A military source said that about 1,400 rebels from the Free Syrian Army, Ahrar al-Sham and other factions had fled Yabroud in the past two days. Another 1,000 militants from the al-Qaeda-linked Nusra Front had held out on Saturday to fight government forces which had entered eastern districts of Yabroud and captured several hilltops.

Yabroud gives Assad government control from Damascus to Homs

“They fought a fierce battle and then from last night until the early hours of today they all pulled out,” he said.

The source said the militants had withdrawn to the nearby villages of Hosh Arab, Fleita and Rankos as well as Arsal, a Lebanese border town 20 kilo­metres to the northwest.

Hizbollah-operated Al Manar television broadcast scenes from Yabroud’s main square where people walked around and talked in apparent safety. Soldiers replaced the three-star flag of the Syrian revolution with the government’s two-star banner.

Footage from earlier in the day showed empty streets, shuttered shops and abandoned homes in a main thoroughfare. Heavy gunfire could be heard in the background.

The anti-Assad Syrian Observatory for Human Rights monitoring group said fighters from the Lebanese Shi’ite Muslim militant group Hizbollah, who supported the Syrian army and pro-government fighters in sealing off the frontier area with Lebanon, were now in charge of large parts of Yabroud.
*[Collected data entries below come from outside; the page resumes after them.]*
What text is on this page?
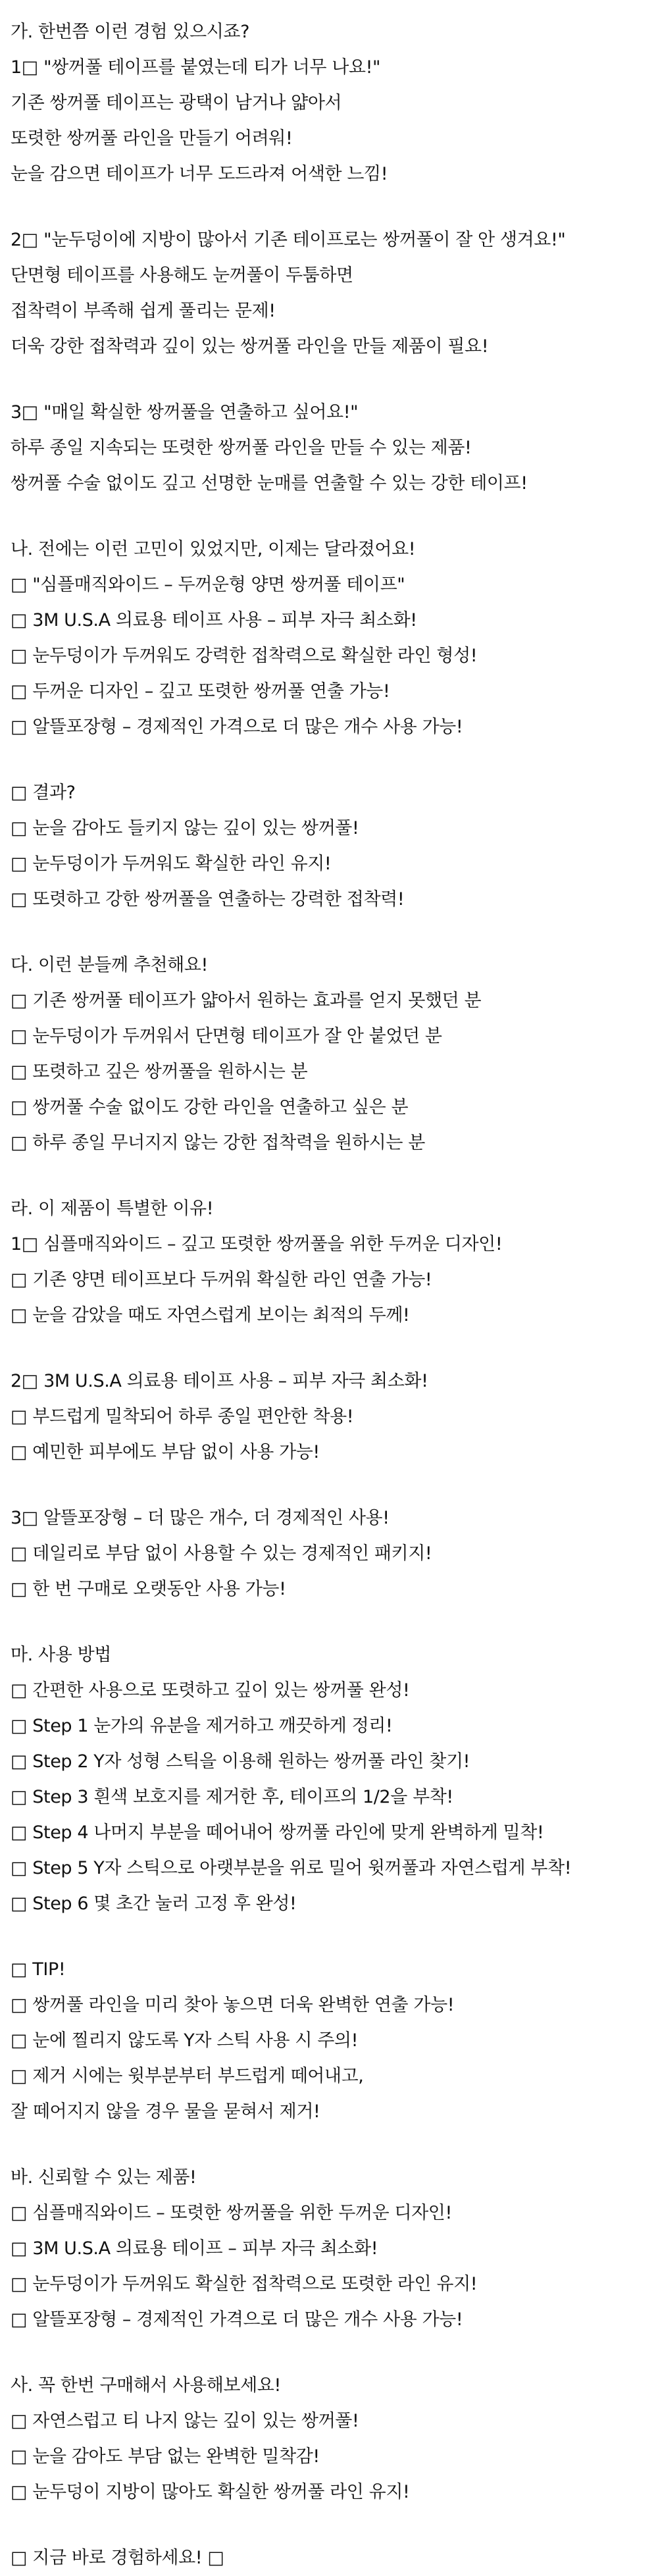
가. 한번쯤 이런 경험 있으시죠?
1□ "쌍꺼풀 테이프를 붙였는데 티가 너무 나요!"
기존 쌍꺼풀 테이프는 광택이 남거나 얇아서
또렷한 쌍꺼풀 라인을 만들기 어려워!
눈을 감으면 테이프가 너무 도드라져 어색한 느낌!
2□ "눈두덩이에 지방이 많아서 기존 테이프로는 쌍꺼풀이 잘 안 생겨요!"
단면형 테이프를 사용해도 눈꺼풀이 두툼하면
접착력이 부족해 쉽게 풀리는 문제!
더욱 강한 접착력과 깊이 있는 쌍꺼풀 라인을 만들 제품이 필요!
3□ "매일 확실한 쌍꺼풀을 연출하고 싶어요!"
하루 종일 지속되는 또렷한 쌍꺼풀 라인을 만들 수 있는 제품!
쌍꺼풀 수술 없이도 깊고 선명한 눈매를 연출할 수 있는 강한 테이프!
나. 전에는 이런 고민이 있었지만, 이제는 달라졌어요!
□ "심플매직와이드 – 두꺼운형 양면 쌍꺼풀 테이프"
□ 3M U.S.A 의료용 테이프 사용 – 피부 자극 최소화!
□ 눈두덩이가 두꺼워도 강력한 접착력으로 확실한 라인 형성!
□ 두꺼운 디자인 – 깊고 또렷한 쌍꺼풀 연출 가능!
□ 알뜰포장형 – 경제적인 가격으로 더 많은 개수 사용 가능!
□ 결과?
□ 눈을 감아도 들키지 않는 깊이 있는 쌍꺼풀!
□ 눈두덩이가 두꺼워도 확실한 라인 유지!
□ 또렷하고 강한 쌍꺼풀을 연출하는 강력한 접착력!
다. 이런 분들께 추천해요!
□ 기존 쌍꺼풀 테이프가 얇아서 원하는 효과를 얻지 못했던 분
□ 눈두덩이가 두꺼워서 단면형 테이프가 잘 안 붙었던 분
□ 또렷하고 깊은 쌍꺼풀을 원하시는 분
□ 쌍꺼풀 수술 없이도 강한 라인을 연출하고 싶은 분
□ 하루 종일 무너지지 않는 강한 접착력을 원하시는 분
라. 이 제품이 특별한 이유!
1□ 심플매직와이드 – 깊고 또렷한 쌍꺼풀을 위한 두꺼운 디자인!
□ 기존 양면 테이프보다 두꺼워 확실한 라인 연출 가능!
□ 눈을 감았을 때도 자연스럽게 보이는 최적의 두께!
2□ 3M U.S.A 의료용 테이프 사용 – 피부 자극 최소화!
□ 부드럽게 밀착되어 하루 종일 편안한 착용!
□ 예민한 피부에도 부담 없이 사용 가능!
3□ 알뜰포장형 – 더 많은 개수, 더 경제적인 사용!
□ 데일리로 부담 없이 사용할 수 있는 경제적인 패키지!
□ 한 번 구매로 오랫동안 사용 가능!
마. 사용 방법
□ 간편한 사용으로 또렷하고 깊이 있는 쌍꺼풀 완성!
□ Step 1 눈가의 유분을 제거하고 깨끗하게 정리!
□ Step 2 Y자 성형 스틱을 이용해 원하는 쌍꺼풀 라인 찾기!
□ Step 3 흰색 보호지를 제거한 후, 테이프의 1/2을 부착!
□ Step 4 나머지 부분을 떼어내어 쌍꺼풀 라인에 맞게 완벽하게 밀착!
□ Step 5 Y자 스틱으로 아랫부분을 위로 밀어 윗꺼풀과 자연스럽게 부착!
□ Step 6 몇 초간 눌러 고정 후 완성!
□ TIP!
□ 쌍꺼풀 라인을 미리 찾아 놓으면 더욱 완벽한 연출 가능!
□ 눈에 찔리지 않도록 Y자 스틱 사용 시 주의!
□ 제거 시에는 윗부분부터 부드럽게 떼어내고,
잘 떼어지지 않을 경우 물을 묻혀서 제거!
바. 신뢰할 수 있는 제품!
□ 심플매직와이드 – 또렷한 쌍꺼풀을 위한 두꺼운 디자인!
□ 3M U.S.A 의료용 테이프 – 피부 자극 최소화!
□ 눈두덩이가 두꺼워도 확실한 접착력으로 또렷한 라인 유지!
□ 알뜰포장형 – 경제적인 가격으로 더 많은 개수 사용 가능!
사. 꼭 한번 구매해서 사용해보세요!
□ 자연스럽고 티 나지 않는 깊이 있는 쌍꺼풀!
□ 눈을 감아도 부담 없는 완벽한 밀착감!
□ 눈두덩이 지방이 많아도 확실한 쌍꺼풀 라인 유지!
□ 지금 바로 경험하세요! □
“The Nusra Front had a lot of influence in the region, but their influence has now ended,” Rami Abdelrahman, head of the Observatory, told Reuters. He said it was unclear where the more than 2,000 foreign fighters in the area had ended up.

The army was dismantling a large number of explosive devices planted by the rebels in Yabroud, Syrian state TV said.
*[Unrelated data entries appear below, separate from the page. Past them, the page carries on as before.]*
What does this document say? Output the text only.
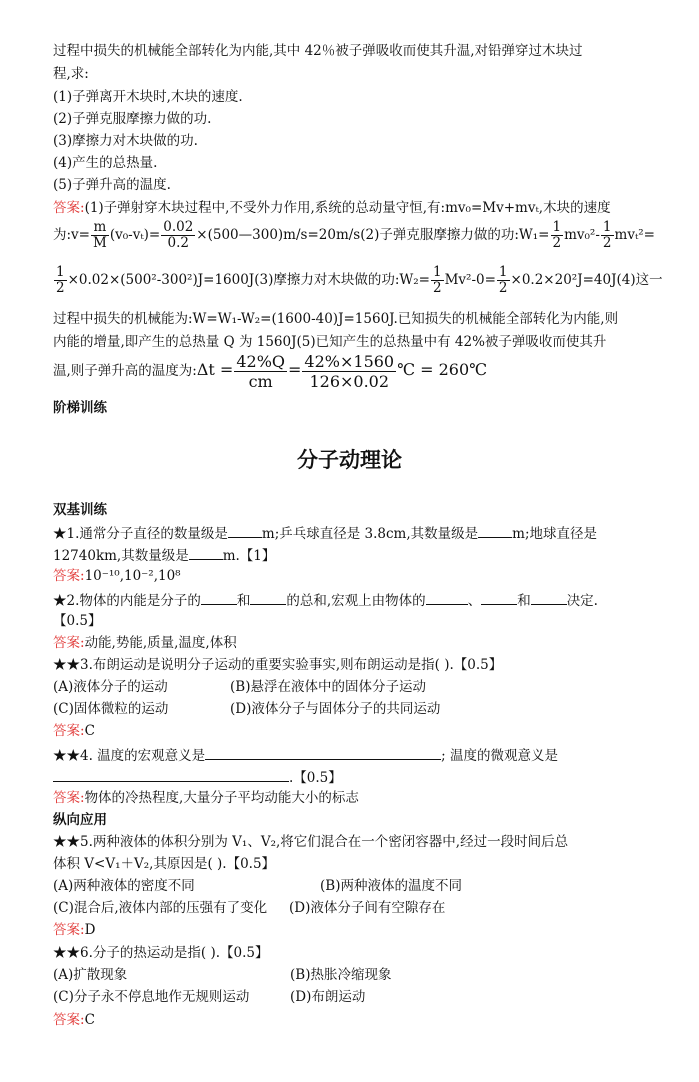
过程中损失的机械能全部转化为内能,其中 42％被子弹吸收而使其升温,对铅弹穿过木块过
程,求:
(1)子弹离开木块时,木块的速度.
(2)子弹克服摩擦力做的功.
(3)摩擦力对木块做的功.
(4)产生的总热量.
(5)子弹升高的温度.
答案:(1)子弹射穿木块过程中,不受外力作用,系统的总动量守恒,有:mv₀=Mv+mvₜ,木块的速度
为:v= $\frac{m}{M} (v_0-v_t)= \frac{0.02}{0.2}$ ×(500—300)m/s=20m/s(2)子弹克服摩擦力做的功:W₁= $\frac{1}{2} mv_0^2- \frac{1}{2} mv_t^2=$
$\frac{1}{2} \times 0.02\times(500^2-300^2)J=1600J(3)$摩擦力对木块做的功:W₂= $\frac{1}{2} Mv^2-0= \frac{1}{2} \times 0.2\times 20^2J=40J(4)$这一
过程中损失的机械能为:W=W₁-W₂=(1600-40)J=1560J.已知损失的机械能全部转化为内能,则
内能的增量,即产生的总热量 Q 为 1560J(5)已知产生的总热量中有 42%被子弹吸收而使其升
温,则子弹升高的温度为:Δt = $\frac{42\%Q}{cm} = \frac{42\%\times 1560}{126\times 0.02}$ ℃ = 260℃
阶梯训练
分子动理论
双基训练
★1.通常分子直径的数量级是	m;乒乓球直径是 3.8cm,其数量级是	m;地球直径是
12740km,其数量级是	m.【1】
答案:10⁻¹⁰,10⁻²,10⁸
★2.物体的内能是分子的	和	的总和,宏观上由物体的	、	和	决定.
【0.5】
答案:动能,势能,质量,温度,体积
★★3.布朗运动是说明分子运动的重要实验事实,则布朗运动是指( ).【0.5】
(A)液体分子的运动	(B)悬浮在液体中的固体分子运动
(C)固体微粒的运动	(D)液体分子与固体分子的共同运动
答案:C
★★4. 温度的宏观意义是	; 温度的微观意义是
.【0.5】
答案:物体的冷热程度,大量分子平均动能大小的标志
纵向应用
★★5.两种液体的体积分别为 V₁、V₂,将它们混合在一个密闭容器中,经过一段时间后总
体积 V<V₁＋V₂,其原因是( ).【0.5】
(A)两种液体的密度不同	(B)两种液体的温度不同
(C)混合后,液体内部的压强有了变化 (D)液体分子间有空隙存在
答案:D
★★6.分子的热运动是指( ).【0.5】
(A)扩散现象	(B)热胀冷缩现象
(C)分子永不停息地作无规则运动	(D)布朗运动
答案:C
Thousands of civilians fled Yabroud, a town of about 40,000 to 50,000 people roughly 60 kilometres north of Damascus, and the surrounding areas after it was bombed and shelled last month ahead of the government offensive.

The government has been making incremental gains along the land route and around Damascus and Aleppo in the past months, regaining the initiative in the three-year uprising-turned-civil war which has killed more than 140,000 people.

Syria’s Mediterranean coastal region is strategically vital for Assad because it is the heartland of his minority Alawite community, which is an offshoot of Shi’ite Islam.